Investment, meanwhile, is tumbling. In addition to the property slowdown, high input costs linked to the war in Iran are weighing on infrastructure investment, according to Logan Wright, an analyst at Rhodium. He added that this had not been offset by manufacturing investment.
That said, “the weakness in consumption is more structural”, Wright added.
Fixed-asset investment has long been subject to concerns over data quality, given incentives for local governments to overreport.
The metric also declined last year, after Xi called for a crackdown on excessive industrial competition, and later hit out at wasteful spending. Some analysts accordingly saw that decline as a reflection of under-reporting, as well as possible data revisions, pointing to contradictions with other indicators.
Lynn Song, chief China economist at ING, said China had been “cutting down on redundant and low-return investment”, pointing to wind and solar power projects that have been scrapped due to “economic viability concerns”.
“We are at a juncture where the value we get out of further infrastructure investment begins to see diminishing returns,” he said.
Unlike other major economies, China does not release quarterly GDP data on investment, consumption and net exports, forcing analysts to rely on monthly metrics.

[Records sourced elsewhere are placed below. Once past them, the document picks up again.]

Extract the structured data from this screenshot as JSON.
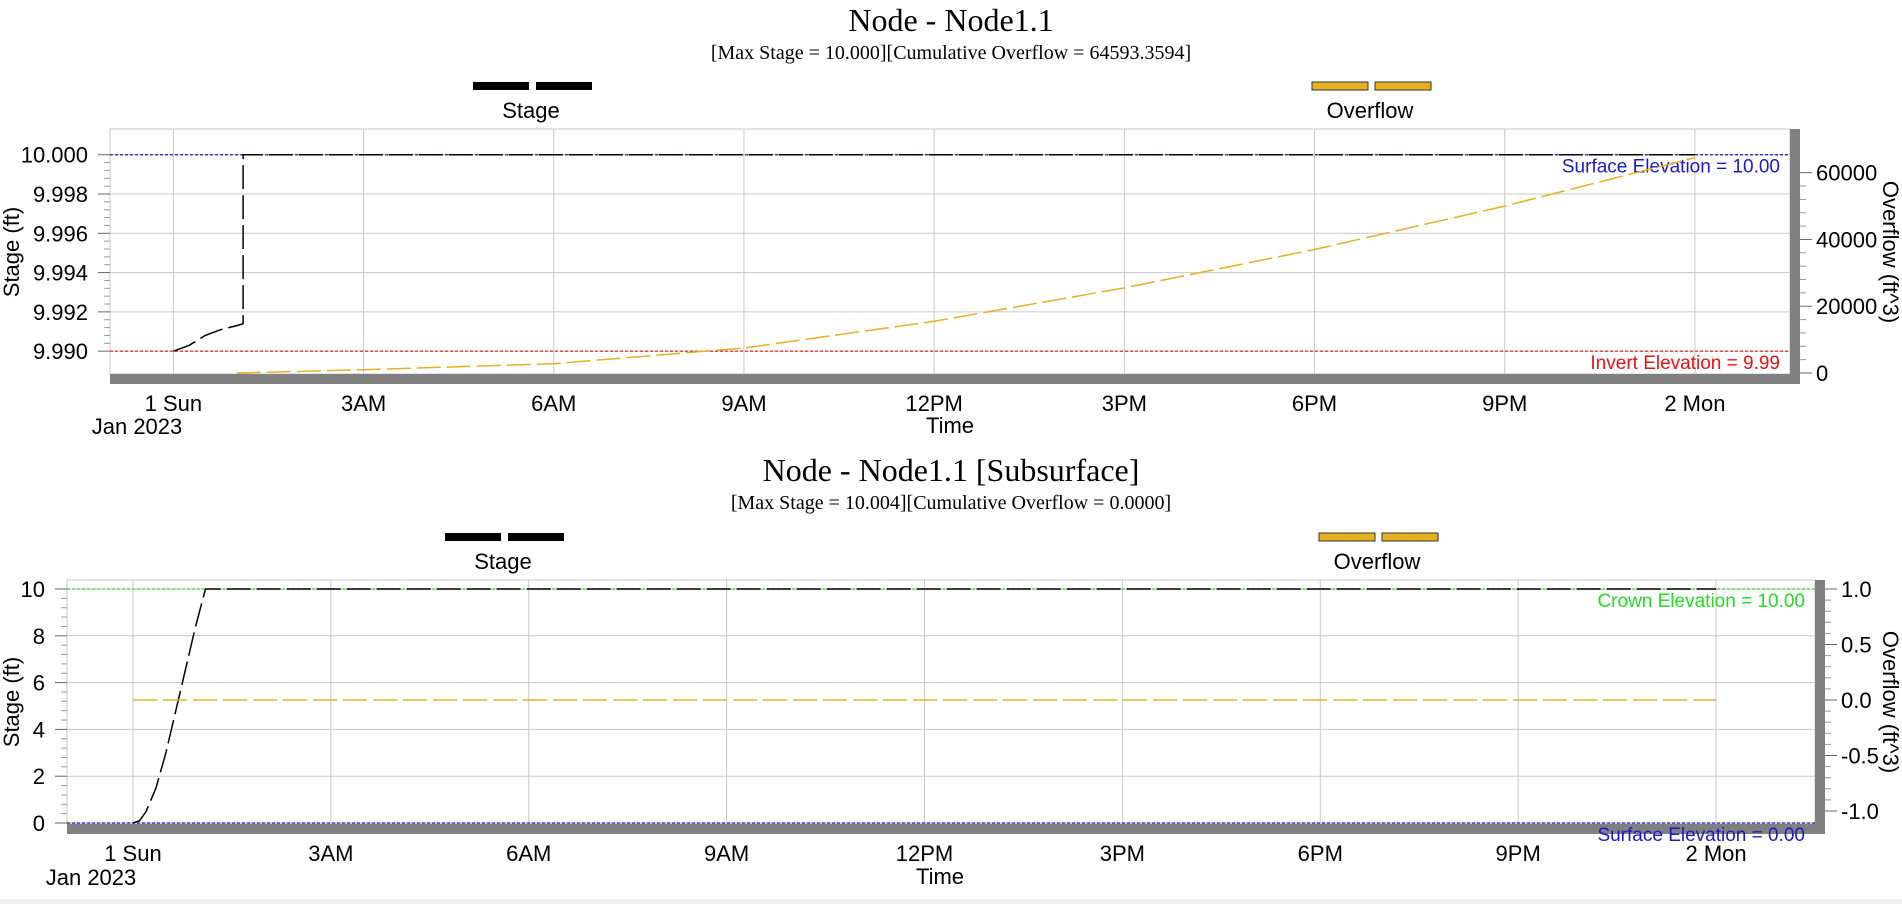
{
  "chart_data": [
    {
      "type": "line",
      "title": "Node - Node1.1",
      "subtitle": "[Max  Stage = 10.000][Cumulative Overflow = 64593.3594]",
      "xlabel": "Time",
      "x_ticks": [
        "1 Sun",
        "3AM",
        "6AM",
        "9AM",
        "12PM",
        "3PM",
        "6PM",
        "9PM",
        "2 Mon"
      ],
      "x_ticks_hours": [
        0,
        3,
        6,
        9,
        12,
        15,
        18,
        21,
        24
      ],
      "x_sublabel": "Jan 2023",
      "xlim_hours": [
        -1,
        25.5
      ],
      "ylabel": "Stage (ft)",
      "ylim": [
        9.9895,
        10.0008
      ],
      "y_ticks": [
        "9.990",
        "9.992",
        "9.994",
        "9.996",
        "9.998",
        "10.000"
      ],
      "y_tick_values": [
        9.99,
        9.992,
        9.994,
        9.996,
        9.998,
        10.0
      ],
      "y2label": "Overflow (ft^3)",
      "y2lim": [
        0,
        65000
      ],
      "y2_ticks": [
        "0",
        "20000",
        "40000",
        "60000"
      ],
      "y2_tick_values": [
        0,
        20000,
        40000,
        60000
      ],
      "grid": true,
      "legend_placement": "top",
      "series": [
        {
          "name": "Stage",
          "axis": "left",
          "color": "#000000",
          "style": "dashed",
          "x_hours": [
            0,
            0.25,
            0.5,
            0.75,
            1.0,
            1.1,
            1.1,
            24
          ],
          "values": [
            9.99,
            9.9903,
            9.9908,
            9.9911,
            9.9913,
            9.9914,
            10.0,
            10.0
          ]
        },
        {
          "name": "Overflow",
          "axis": "right",
          "color": "#e6b020",
          "style": "dashed",
          "x_hours": [
            1,
            3,
            6,
            9,
            12,
            15,
            18,
            21,
            24
          ],
          "values": [
            0,
            1000,
            2800,
            7500,
            15500,
            25500,
            37000,
            50000,
            64500
          ]
        }
      ],
      "reference_lines": [
        {
          "label": "Surface Elevation = 10.00",
          "value": 10.0,
          "color": "#1a1acc"
        },
        {
          "label": "Invert Elevation = 9.99",
          "value": 9.99,
          "color": "#ee1111"
        }
      ],
      "overlapping_label": "Crown"
    },
    {
      "type": "line",
      "title": "Node - Node1.1 [Subsurface]",
      "subtitle": "[Max  Stage = 10.004][Cumulative Overflow = 0.0000]",
      "xlabel": "Time",
      "x_ticks": [
        "1 Sun",
        "3AM",
        "6AM",
        "9AM",
        "12PM",
        "3PM",
        "6PM",
        "9PM",
        "2 Mon"
      ],
      "x_ticks_hours": [
        0,
        3,
        6,
        9,
        12,
        15,
        18,
        21,
        24
      ],
      "x_sublabel": "Jan 2023",
      "xlim_hours": [
        -1,
        25.5
      ],
      "ylabel": "Stage (ft)",
      "ylim": [
        0,
        10
      ],
      "y_ticks": [
        "0",
        "2",
        "4",
        "6",
        "8",
        "10"
      ],
      "y_tick_values": [
        0,
        2,
        4,
        6,
        8,
        10
      ],
      "y2label": "Overflow (ft^3)",
      "y2lim": [
        -1.0,
        1.0
      ],
      "y2_ticks": [
        "-1.0",
        "-0.5",
        "0.0",
        "0.5",
        "1.0"
      ],
      "y2_tick_values": [
        -1.0,
        -0.5,
        0.0,
        0.5,
        1.0
      ],
      "grid": true,
      "legend_placement": "top",
      "series": [
        {
          "name": "Stage",
          "axis": "left",
          "color": "#000000",
          "style": "dashed",
          "x_hours": [
            0,
            0.1,
            0.2,
            0.35,
            0.5,
            0.65,
            0.8,
            0.95,
            1.1,
            24
          ],
          "values": [
            0,
            0.1,
            0.5,
            1.5,
            3.0,
            4.8,
            6.6,
            8.4,
            10.0,
            10.0
          ]
        },
        {
          "name": "Overflow",
          "axis": "right",
          "color": "#e6b020",
          "style": "dashed",
          "x_hours": [
            0,
            24
          ],
          "values": [
            0.0,
            0.0
          ]
        }
      ],
      "reference_lines": [
        {
          "label": "Crown Elevation = 10.00",
          "value": 10.0,
          "color": "#22dd22"
        },
        {
          "label": "Surface Elevation = 0.00",
          "value": 0.0,
          "color": "#1a1acc"
        }
      ],
      "overlapping_label": "Invert"
    }
  ]
}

It also only publishes such annual GDP data with a considerable lag.
The latest such data, released in recent weeks, showed that nominal gross fixed capital formation, the main component of investment, declined last year for the first time since the country began reporting GDP in the 1990s. The data does not account for price changes, however, which in a deflationary environment would provide a boost to the real numbers.

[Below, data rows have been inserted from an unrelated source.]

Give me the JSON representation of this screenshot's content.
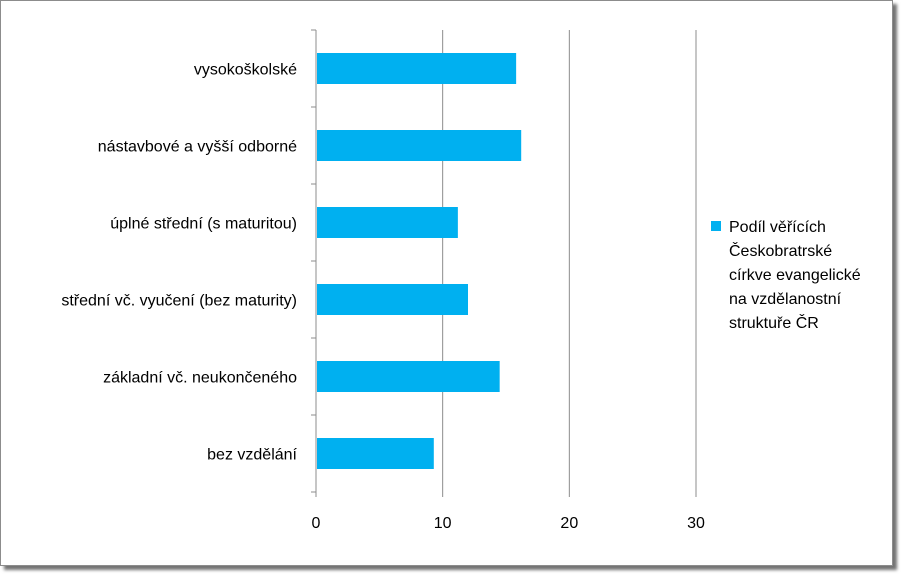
{
  "chart_data": {
    "type": "bar",
    "orientation": "horizontal",
    "categories": [
      "vysokoškolské",
      "nástavbové a vyšší odborné",
      "úplné střední (s maturitou)",
      "střední vč. vyučení (bez maturity)",
      "základní vč. neukončeného",
      "bez vzdělání"
    ],
    "series": [
      {
        "name": "Podíl věřících Českobratrské církve evangelické na vzdělanostní struktuře ČR",
        "values": [
          15.8,
          16.2,
          11.2,
          12.0,
          14.5,
          9.3
        ],
        "color": "#00b0f0"
      }
    ],
    "x_ticks": [
      "0",
      "10",
      "20",
      "30"
    ],
    "xlim": [
      0,
      30
    ],
    "title": "",
    "xlabel": "",
    "ylabel": "",
    "grid": "vertical",
    "legend_position": "right",
    "legend_lines": [
      "Podíl věřících",
      "Českobratrské",
      "církve evangelické",
      "na vzdělanostní",
      "struktuře ČR"
    ]
  }
}
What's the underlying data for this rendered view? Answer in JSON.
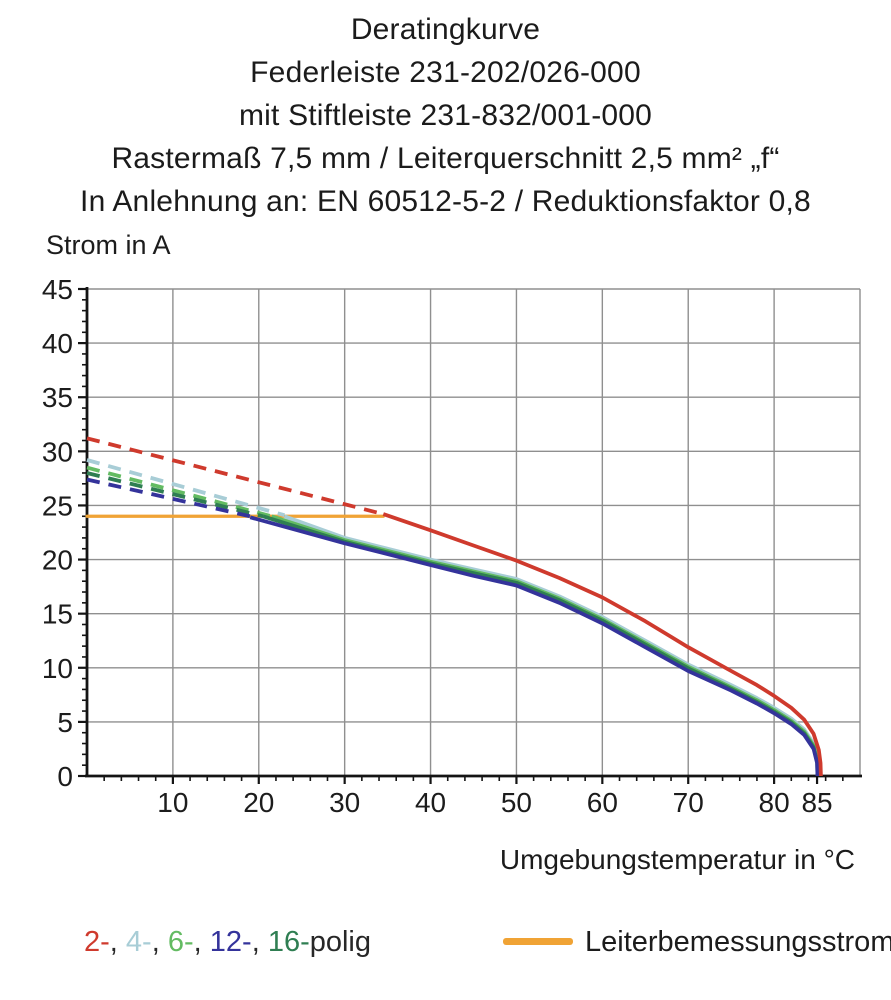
{
  "title": {
    "lines": [
      "Deratingkurve",
      "Federleiste 231-202/026-000",
      "mit Stiftleiste 231-832/001-000",
      "Rastermaß 7,5 mm / Leiterquerschnitt 2,5 mm² „f“",
      "In Anlehnung an: EN 60512-5-2 / Reduktionsfaktor 0,8"
    ]
  },
  "axes": {
    "y": {
      "title": "Strom in A"
    },
    "x": {
      "title": "Umgebungstemperatur in °C"
    }
  },
  "legend": {
    "poles": [
      {
        "label": "2-",
        "color": "#cf3a2d"
      },
      {
        "label": "4-",
        "color": "#a8cdd6"
      },
      {
        "label": "6-",
        "color": "#63bb62"
      },
      {
        "label": "12-",
        "color": "#34339b"
      },
      {
        "label": "16-",
        "color": "#2f7e52"
      }
    ],
    "separator": ", ",
    "suffix": "polig",
    "text_color": "#272727",
    "rated_label": "Leiterbemessungsstrom",
    "rated_color": "#f0a335"
  },
  "chart_data": {
    "type": "line",
    "title": "Deratingkurve",
    "xlabel": "Umgebungstemperatur in °C",
    "ylabel": "Strom in A",
    "xlim": [
      0,
      90
    ],
    "ylim": [
      0,
      45
    ],
    "grid": true,
    "x_tick_labels": [
      10,
      20,
      30,
      40,
      50,
      60,
      70,
      80,
      85
    ],
    "y_tick_labels": [
      0,
      5,
      10,
      15,
      20,
      25,
      30,
      35,
      40,
      45
    ],
    "x_grid_step": 10,
    "y_grid_step": 5,
    "x_minor_step": 2,
    "y_minor_step": 1,
    "grid_color": "#8f8f8f",
    "axis_color": "#141414",
    "tick_label_color": "#1c1c1c",
    "rated_current": {
      "label": "Leiterbemessungsstrom",
      "value": 24,
      "x_start": 0,
      "x_end": 34.5,
      "color": "#f0a335"
    },
    "series": [
      {
        "name": "4-polig",
        "color": "#a8cdd6",
        "dashed": {
          "x": [
            0,
            23
          ],
          "y": [
            29.2,
            24.1
          ]
        },
        "solid": {
          "x": [
            23,
            30,
            35,
            40,
            45,
            50,
            55,
            60,
            65,
            70,
            75,
            78,
            80,
            82,
            83.5,
            84.6,
            85.1,
            85.15
          ],
          "y": [
            24.0,
            22.0,
            21.0,
            20.0,
            19.1,
            18.2,
            16.6,
            14.7,
            12.5,
            10.3,
            8.4,
            7.2,
            6.3,
            5.3,
            4.3,
            3.0,
            1.6,
            0
          ]
        }
      },
      {
        "name": "6-polig",
        "color": "#63bb62",
        "dashed": {
          "x": [
            0,
            21.5
          ],
          "y": [
            28.5,
            24.0
          ]
        },
        "solid": {
          "x": [
            21.5,
            30,
            40,
            45,
            50,
            55,
            60,
            65,
            70,
            75,
            78,
            80,
            82,
            83.5,
            84.6,
            85.05,
            85.1
          ],
          "y": [
            24.0,
            21.8,
            19.8,
            18.9,
            18.0,
            16.4,
            14.5,
            12.3,
            10.1,
            8.2,
            7.0,
            6.1,
            5.1,
            4.1,
            2.8,
            1.4,
            0
          ]
        }
      },
      {
        "name": "16-polig",
        "color": "#2f7e52",
        "dashed": {
          "x": [
            0,
            20.5
          ],
          "y": [
            28.0,
            24.0
          ]
        },
        "solid": {
          "x": [
            20.5,
            30,
            40,
            45,
            50,
            55,
            60,
            65,
            70,
            75,
            78,
            80,
            82,
            83.5,
            84.6,
            85.0,
            85.05
          ],
          "y": [
            24.0,
            21.65,
            19.65,
            18.75,
            17.85,
            16.25,
            14.35,
            12.15,
            9.95,
            8.05,
            6.85,
            5.95,
            4.95,
            3.95,
            2.65,
            1.3,
            0
          ]
        }
      },
      {
        "name": "12-polig",
        "color": "#34339b",
        "dashed": {
          "x": [
            0,
            19
          ],
          "y": [
            27.4,
            24.0
          ]
        },
        "solid": {
          "x": [
            19,
            25,
            30,
            40,
            45,
            50,
            55,
            60,
            65,
            70,
            75,
            78,
            80,
            82,
            83.5,
            84.6,
            85.0,
            85.05
          ],
          "y": [
            23.9,
            22.6,
            21.5,
            19.5,
            18.5,
            17.6,
            16.0,
            14.1,
            11.9,
            9.7,
            7.9,
            6.7,
            5.8,
            4.8,
            3.8,
            2.5,
            1.2,
            0
          ]
        }
      },
      {
        "name": "2-polig",
        "color": "#cf3a2d",
        "dashed": {
          "x": [
            0,
            34.5
          ],
          "y": [
            31.2,
            24.2
          ]
        },
        "solid": {
          "x": [
            34.5,
            40,
            45,
            50,
            55,
            60,
            65,
            70,
            75,
            78,
            80,
            82,
            83.5,
            84.6,
            85.2,
            85.4,
            85.45
          ],
          "y": [
            24.2,
            22.7,
            21.3,
            19.9,
            18.3,
            16.5,
            14.3,
            11.9,
            9.7,
            8.4,
            7.4,
            6.3,
            5.2,
            3.9,
            2.4,
            1.2,
            0
          ]
        }
      }
    ]
  }
}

“Investment was weak, as borne out by this national accounts data,” said Louis Kuijs, chief economist for Asia-Pacific at S&P Global. But he added that the “extremely strong declines” for fixed-asset investment in the second half of last year were “bizarre”.

While investment is struggling overall, Song pointed to “a fairly clear trend of export-related investment categories outperforming”. China’s trade surplus in goods hit a record last year of $1.2tn.
In recent months, however, imports have risen even more quickly than exports, adding 27 per cent in May.
Adam Wolfe, an economist at Absolute Strategy Research, said the increases were driven partly by prices, especially of semiconductors, as China’s tech sector benefited from the global AI build-out.
“Business-to-business services seem to be doing relatively well,” he said. “Consumer-facing services and consumer-facing goods are still the weak spot.”
There are few signs of a more substantial policy shift, especially in terms of consumer stimulus. Beijing’s GDP growth target is the lowest in decades but still aims to hit at least 4.5 per cent.
“There’s never really been a policy of active demand management from the consumption side,” said Neumann. “China isn’t geared up for that.”
But “it’s hard to see how growth is sustainable over time” if there is not a transition away from investment-led growth, he added.
Chinese authorities at the highest levels have long been sensitive to the risks. Even as investment shows recent signs of reversals, the practicalities of any long-term shift still pose deep challenges.
“It becomes a political system,” said Neumann, of China’s investment model. “There are big companies that depend on this.
“If you’re Chinese and you see your country progress over 40 years, you’re not going to say the model doesn’t work,” he added. “It has worked.
“It’s really hard psychologically to say this model no longer works.”